Выбрать главу

— Корни дуба сильны, но они же делают его пленником земли, — говаривал отец, его голос, низкий как гул подземных вод, всё ещё звенел в памяти. — Зверь в груди рвётся к новым горизонтам! Разве можно считать свободным того, кто двадцать зим кряду дышит пылью одних и тех же троп?

Я тяжело вздохнула, понимая, что мне этого не понять, ведь у меня нет зверя. Видимо, я пошла в маму, которая была человеком. Маленькая, хрупкая голубоглазая блондинка, она казалась совсем девочкой рядом со своим высоким, широкоплечим и темноволосым мужем.

Я сжала в кулаке материнский кулон — единственную нить, связывающую с прошлым. Изящные линии которого сплетались в загадочный узор – два меча скрещенных над волчьим черепом - казавшийся живым под подушечкой пальца. Соседки шептались, будто этот амулет светился в ночь, когда отец привел маму — измождённую, в рваном платье цвета увядшей сирени, но с гордо поднятым подбородком. Сейчас их голоса звучали в памяти чётче, чем шум дождя: «Полукровка... Слабая... Не от мира сего...»

Моя рука сама собой потянулась к зеркальному осколку на стене, где отражалась пара, голубых словно безоблачное небо, глаз. От отца мне достались лишь звериная чуткость ноздрей, вздрагивающих от запаха грозы за три дня до её прихода, да упрямый завиток каштановых волос, не поддающийся расчёске. Остальное — хрупкое телосложение, неспособное удержать облик зверя, бледная кожа, покрывающаяся синяками от прикосновения веток — было маминым наследием.

Громкий стук в дверь врезался в тишину, как топор в сосновую кору. Сердце забилось в такт дождевым каплям, когда я узнала тяжёлые шаги за порогом. Грим вошёл, неся с собой запах мокрой волчьей шкуры и горькой полыни. Его грива седых волос казалась тяжелее обычного, а морщины на лице глубже — словно само время согнуло плечи вожака.

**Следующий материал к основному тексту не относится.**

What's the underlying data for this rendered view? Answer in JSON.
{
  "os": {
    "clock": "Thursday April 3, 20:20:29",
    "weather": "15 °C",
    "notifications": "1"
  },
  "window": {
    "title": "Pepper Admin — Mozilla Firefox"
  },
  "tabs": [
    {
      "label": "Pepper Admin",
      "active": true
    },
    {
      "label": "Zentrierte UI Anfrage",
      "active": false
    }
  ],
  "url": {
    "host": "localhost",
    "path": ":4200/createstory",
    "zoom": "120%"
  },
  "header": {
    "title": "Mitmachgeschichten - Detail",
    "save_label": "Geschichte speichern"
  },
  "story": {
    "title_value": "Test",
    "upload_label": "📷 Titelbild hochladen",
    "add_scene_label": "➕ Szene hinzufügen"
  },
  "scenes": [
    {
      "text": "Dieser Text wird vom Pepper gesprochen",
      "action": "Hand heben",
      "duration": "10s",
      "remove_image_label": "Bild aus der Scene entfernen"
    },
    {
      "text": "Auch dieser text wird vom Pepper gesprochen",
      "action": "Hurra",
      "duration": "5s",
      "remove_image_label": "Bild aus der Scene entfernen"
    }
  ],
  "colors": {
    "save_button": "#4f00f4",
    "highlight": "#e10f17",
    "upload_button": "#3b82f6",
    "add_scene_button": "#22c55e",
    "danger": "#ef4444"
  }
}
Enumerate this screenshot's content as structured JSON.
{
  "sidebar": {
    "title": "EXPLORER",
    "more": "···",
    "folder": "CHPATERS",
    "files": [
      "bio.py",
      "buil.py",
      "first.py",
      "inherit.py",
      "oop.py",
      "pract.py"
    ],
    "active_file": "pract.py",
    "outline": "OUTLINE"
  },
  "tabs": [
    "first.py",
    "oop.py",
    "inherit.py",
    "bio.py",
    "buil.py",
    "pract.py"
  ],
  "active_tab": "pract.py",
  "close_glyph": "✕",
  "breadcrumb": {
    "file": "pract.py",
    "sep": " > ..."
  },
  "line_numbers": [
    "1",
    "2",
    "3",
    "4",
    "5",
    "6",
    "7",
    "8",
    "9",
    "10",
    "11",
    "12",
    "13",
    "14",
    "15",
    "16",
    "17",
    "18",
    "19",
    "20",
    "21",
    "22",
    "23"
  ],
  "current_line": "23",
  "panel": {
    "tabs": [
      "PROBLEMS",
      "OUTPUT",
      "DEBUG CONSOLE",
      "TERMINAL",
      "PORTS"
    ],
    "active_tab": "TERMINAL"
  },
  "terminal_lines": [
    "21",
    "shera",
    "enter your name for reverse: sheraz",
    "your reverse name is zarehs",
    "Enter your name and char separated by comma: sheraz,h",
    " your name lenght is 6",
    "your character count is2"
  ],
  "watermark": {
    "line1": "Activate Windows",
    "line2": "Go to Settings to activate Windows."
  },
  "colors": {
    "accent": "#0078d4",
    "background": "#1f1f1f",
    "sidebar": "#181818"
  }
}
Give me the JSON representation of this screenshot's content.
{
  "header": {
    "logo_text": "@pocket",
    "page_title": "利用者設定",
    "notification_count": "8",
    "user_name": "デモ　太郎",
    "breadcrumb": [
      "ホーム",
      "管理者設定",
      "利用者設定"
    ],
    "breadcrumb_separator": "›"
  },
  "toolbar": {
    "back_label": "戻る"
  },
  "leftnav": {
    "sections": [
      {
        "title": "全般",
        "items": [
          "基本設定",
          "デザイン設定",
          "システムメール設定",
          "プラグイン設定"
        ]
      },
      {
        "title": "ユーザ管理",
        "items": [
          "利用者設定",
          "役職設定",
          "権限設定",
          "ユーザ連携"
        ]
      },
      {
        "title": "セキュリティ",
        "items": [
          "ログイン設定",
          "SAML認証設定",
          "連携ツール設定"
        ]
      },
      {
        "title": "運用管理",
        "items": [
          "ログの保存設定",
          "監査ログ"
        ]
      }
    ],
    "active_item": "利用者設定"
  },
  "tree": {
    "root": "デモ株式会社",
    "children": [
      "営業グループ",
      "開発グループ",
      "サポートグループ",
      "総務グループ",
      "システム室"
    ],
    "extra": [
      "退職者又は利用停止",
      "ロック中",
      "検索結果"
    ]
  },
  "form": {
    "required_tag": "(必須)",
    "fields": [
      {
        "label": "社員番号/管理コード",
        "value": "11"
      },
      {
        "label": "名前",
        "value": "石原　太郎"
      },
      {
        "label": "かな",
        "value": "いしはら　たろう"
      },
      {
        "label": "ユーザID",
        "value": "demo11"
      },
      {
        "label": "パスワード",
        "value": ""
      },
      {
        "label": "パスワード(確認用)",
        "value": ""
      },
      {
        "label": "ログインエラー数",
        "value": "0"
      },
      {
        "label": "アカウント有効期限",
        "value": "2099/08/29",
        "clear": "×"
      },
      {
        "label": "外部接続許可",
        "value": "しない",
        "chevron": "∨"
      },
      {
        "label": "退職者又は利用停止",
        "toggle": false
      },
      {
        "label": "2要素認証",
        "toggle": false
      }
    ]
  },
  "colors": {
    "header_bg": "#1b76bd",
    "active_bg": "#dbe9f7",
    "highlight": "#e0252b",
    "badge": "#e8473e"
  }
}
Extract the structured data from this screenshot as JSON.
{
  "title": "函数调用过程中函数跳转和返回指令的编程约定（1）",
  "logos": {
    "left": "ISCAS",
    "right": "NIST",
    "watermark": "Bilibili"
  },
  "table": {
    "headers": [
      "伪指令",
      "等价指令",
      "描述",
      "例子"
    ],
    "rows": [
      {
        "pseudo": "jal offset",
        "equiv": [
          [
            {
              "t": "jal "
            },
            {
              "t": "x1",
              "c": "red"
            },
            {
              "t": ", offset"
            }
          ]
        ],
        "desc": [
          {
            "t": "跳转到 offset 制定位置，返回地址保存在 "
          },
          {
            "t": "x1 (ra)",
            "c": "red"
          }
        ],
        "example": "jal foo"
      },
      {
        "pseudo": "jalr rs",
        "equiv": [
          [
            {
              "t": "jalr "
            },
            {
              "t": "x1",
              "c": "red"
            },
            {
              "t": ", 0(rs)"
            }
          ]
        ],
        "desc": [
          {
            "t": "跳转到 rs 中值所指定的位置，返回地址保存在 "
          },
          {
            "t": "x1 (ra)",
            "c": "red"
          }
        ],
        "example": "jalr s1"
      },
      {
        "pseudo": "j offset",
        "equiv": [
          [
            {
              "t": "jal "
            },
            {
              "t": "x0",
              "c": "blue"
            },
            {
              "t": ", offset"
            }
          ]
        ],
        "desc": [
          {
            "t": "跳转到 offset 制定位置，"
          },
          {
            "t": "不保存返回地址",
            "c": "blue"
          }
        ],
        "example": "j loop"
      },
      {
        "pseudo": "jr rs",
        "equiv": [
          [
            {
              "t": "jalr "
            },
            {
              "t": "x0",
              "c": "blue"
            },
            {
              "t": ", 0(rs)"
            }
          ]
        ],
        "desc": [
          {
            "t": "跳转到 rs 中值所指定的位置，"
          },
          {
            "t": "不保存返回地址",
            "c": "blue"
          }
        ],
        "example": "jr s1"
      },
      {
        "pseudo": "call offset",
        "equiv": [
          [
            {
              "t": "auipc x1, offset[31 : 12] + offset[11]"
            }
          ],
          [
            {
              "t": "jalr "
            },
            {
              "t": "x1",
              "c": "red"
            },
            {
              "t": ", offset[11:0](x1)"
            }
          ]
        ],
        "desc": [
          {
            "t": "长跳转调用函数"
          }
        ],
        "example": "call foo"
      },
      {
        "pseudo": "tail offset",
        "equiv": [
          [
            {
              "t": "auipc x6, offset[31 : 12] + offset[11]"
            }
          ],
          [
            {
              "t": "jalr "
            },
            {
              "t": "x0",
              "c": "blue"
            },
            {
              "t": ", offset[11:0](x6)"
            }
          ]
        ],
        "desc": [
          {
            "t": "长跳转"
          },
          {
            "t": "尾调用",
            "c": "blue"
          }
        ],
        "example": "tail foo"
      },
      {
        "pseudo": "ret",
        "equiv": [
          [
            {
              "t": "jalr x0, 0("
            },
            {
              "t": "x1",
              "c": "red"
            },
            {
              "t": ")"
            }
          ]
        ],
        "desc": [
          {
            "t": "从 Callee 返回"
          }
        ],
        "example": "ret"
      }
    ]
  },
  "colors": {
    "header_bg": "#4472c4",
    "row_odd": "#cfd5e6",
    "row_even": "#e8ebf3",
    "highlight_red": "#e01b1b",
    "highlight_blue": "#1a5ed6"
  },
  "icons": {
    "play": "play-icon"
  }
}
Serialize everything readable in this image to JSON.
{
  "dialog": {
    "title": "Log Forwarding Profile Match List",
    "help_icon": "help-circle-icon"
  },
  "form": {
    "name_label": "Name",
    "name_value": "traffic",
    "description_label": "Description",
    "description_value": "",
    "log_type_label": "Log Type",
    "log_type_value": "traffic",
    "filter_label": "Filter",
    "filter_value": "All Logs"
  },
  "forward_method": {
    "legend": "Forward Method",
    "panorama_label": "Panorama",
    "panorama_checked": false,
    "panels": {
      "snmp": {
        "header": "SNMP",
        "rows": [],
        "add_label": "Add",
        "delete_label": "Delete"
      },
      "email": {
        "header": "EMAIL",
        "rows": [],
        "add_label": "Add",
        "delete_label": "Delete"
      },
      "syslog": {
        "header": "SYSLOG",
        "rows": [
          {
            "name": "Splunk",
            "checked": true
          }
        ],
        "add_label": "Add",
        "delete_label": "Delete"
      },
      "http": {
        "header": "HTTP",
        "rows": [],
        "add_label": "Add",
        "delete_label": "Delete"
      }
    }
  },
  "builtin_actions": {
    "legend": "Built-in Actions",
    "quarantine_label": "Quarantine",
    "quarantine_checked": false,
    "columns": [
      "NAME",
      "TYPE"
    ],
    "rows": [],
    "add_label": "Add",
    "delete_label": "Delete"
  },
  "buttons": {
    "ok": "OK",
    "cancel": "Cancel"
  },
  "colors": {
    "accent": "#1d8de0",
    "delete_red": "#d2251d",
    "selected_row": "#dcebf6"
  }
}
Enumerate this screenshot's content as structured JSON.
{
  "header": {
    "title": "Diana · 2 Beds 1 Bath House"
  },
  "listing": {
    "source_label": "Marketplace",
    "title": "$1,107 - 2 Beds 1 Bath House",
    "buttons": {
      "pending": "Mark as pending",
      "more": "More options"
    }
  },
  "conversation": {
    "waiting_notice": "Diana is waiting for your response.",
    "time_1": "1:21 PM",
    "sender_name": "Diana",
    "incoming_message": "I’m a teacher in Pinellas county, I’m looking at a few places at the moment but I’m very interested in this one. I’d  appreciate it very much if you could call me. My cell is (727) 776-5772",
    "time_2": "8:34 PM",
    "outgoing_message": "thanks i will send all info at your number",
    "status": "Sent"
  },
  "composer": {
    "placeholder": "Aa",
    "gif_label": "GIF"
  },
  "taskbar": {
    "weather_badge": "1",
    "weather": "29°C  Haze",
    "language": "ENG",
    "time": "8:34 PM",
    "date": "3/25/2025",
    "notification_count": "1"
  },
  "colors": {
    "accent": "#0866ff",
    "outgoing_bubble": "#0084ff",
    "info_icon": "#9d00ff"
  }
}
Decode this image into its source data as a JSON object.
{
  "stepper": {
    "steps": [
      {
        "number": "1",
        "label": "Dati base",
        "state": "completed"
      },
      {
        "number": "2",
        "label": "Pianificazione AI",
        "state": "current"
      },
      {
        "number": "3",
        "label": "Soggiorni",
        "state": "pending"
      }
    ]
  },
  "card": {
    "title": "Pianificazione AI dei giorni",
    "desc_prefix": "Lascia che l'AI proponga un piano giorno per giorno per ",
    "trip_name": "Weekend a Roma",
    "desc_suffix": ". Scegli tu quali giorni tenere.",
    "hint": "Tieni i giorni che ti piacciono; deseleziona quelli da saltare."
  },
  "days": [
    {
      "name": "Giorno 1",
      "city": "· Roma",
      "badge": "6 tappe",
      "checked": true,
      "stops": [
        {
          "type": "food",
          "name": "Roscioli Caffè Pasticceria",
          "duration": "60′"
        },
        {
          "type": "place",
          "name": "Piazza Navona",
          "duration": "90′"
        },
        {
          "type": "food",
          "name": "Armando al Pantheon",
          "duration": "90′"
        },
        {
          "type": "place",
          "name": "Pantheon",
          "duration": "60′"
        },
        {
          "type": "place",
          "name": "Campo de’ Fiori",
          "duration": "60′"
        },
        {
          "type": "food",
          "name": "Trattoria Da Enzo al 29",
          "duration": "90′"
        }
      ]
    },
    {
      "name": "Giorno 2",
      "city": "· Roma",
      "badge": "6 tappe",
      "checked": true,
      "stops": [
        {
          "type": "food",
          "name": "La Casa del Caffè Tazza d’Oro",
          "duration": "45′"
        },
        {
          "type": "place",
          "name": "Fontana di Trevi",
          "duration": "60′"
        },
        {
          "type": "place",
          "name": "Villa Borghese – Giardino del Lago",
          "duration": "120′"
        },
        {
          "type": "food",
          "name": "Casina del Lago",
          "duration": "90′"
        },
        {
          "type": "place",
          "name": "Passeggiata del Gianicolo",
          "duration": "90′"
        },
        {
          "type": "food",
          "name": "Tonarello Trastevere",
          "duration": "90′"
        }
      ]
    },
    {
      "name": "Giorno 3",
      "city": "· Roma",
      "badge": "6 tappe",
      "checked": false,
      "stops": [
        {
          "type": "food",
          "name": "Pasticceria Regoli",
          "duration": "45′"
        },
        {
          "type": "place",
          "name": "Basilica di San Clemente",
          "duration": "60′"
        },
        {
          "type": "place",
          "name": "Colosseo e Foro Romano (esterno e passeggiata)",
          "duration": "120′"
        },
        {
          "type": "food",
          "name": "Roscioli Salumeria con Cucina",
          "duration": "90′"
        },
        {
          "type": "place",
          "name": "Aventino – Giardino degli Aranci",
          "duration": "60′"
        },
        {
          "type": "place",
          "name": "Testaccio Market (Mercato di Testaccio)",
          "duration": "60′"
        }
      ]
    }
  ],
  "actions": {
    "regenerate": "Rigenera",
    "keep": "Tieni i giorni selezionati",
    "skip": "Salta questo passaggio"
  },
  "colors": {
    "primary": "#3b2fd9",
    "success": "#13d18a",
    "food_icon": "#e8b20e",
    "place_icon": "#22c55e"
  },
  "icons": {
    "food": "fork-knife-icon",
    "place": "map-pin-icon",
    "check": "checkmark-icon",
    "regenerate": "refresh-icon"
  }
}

— Айрин, — его голос прозвучал, как скрип старого дуба. — Совет... — Он запнулся, воздух наполнился тревожной тишиной, прерываемой лишь шёпотом дождя.

Мне вдруг захотелось убежать — туда, где ещё пахло отцом на деревянной скамье, где мать напевала песни, заплетая мне косы. Но ноги приросли к полу, словно пустили корни в сырую землю.

— ...изгнать тебя из стаи. — Слова упали каменными глыбами, похоронив под обломками последние надежды.

Губы сами сложились в вопрос, который уже не имел смысла:

— Но... почему?

Грим отвернулся к дымящемуся очагу, где когда-то мама варила лесные травы. Его тень плясала на стене, повторяя движения давно угасшего пламени.

— Ты не зверь, — произнёс он, каждый звук резал кожу. — Твои раны кровоточат неделями. Нюх волчонка, да и тот... — Жесткая гримаса исказила лицо. — Стая не может тащить мёртвый груз.

Кулон впился в ладонь, напоминая о материных руках — таких же хрупких, но умевших удержать отца в человеческом облике, когда лунная лихорадка сводила его с ума. Отец... Его смех, громкий как весенний гром, его умение читать следы на снегу лучше любых книг. Во мне не осталось ничего, кроме этого проклятого нюха, что сейчас улавливал запах стыда.

— Дорога к новым землям опасна, — продолжал Грим, протягивая узелок, от которого пахло сушёной олениной и прелыми листьями. — Люди... — Он произнёс это слово как проклятие, — примут тебя за свою.

Я взяла свёрток, ощутив под тканью очертания отцовского кинжала — тайный подарок, о котором старейшины не узнают. Грим избегал моего взгляда, его когтистая рука дрожала, выписывая в воздухе невидимые руны раскаяния.

Когда дверь захлопнулась за широкой спиной, я упала на колени, вдавливая ладони в холодный пол. Здесь, в этом углу, мама пела колыбельные. Там, у очага, отец учил различать запахи дождя и следы оленя. Теперь лишь эхо их голосов витало меж гниющих брёвен.

Сумка собралась сама собой — платье из крапивного полотна сотканного мамой, пучок целебных трав, горсть лесных орехов. Последней я положила заветный кулон, чья холодная гладь внезапно обожгла кожу. За порогом ждала тропа, убегающая в чащу, как змея под капюшоном тумана.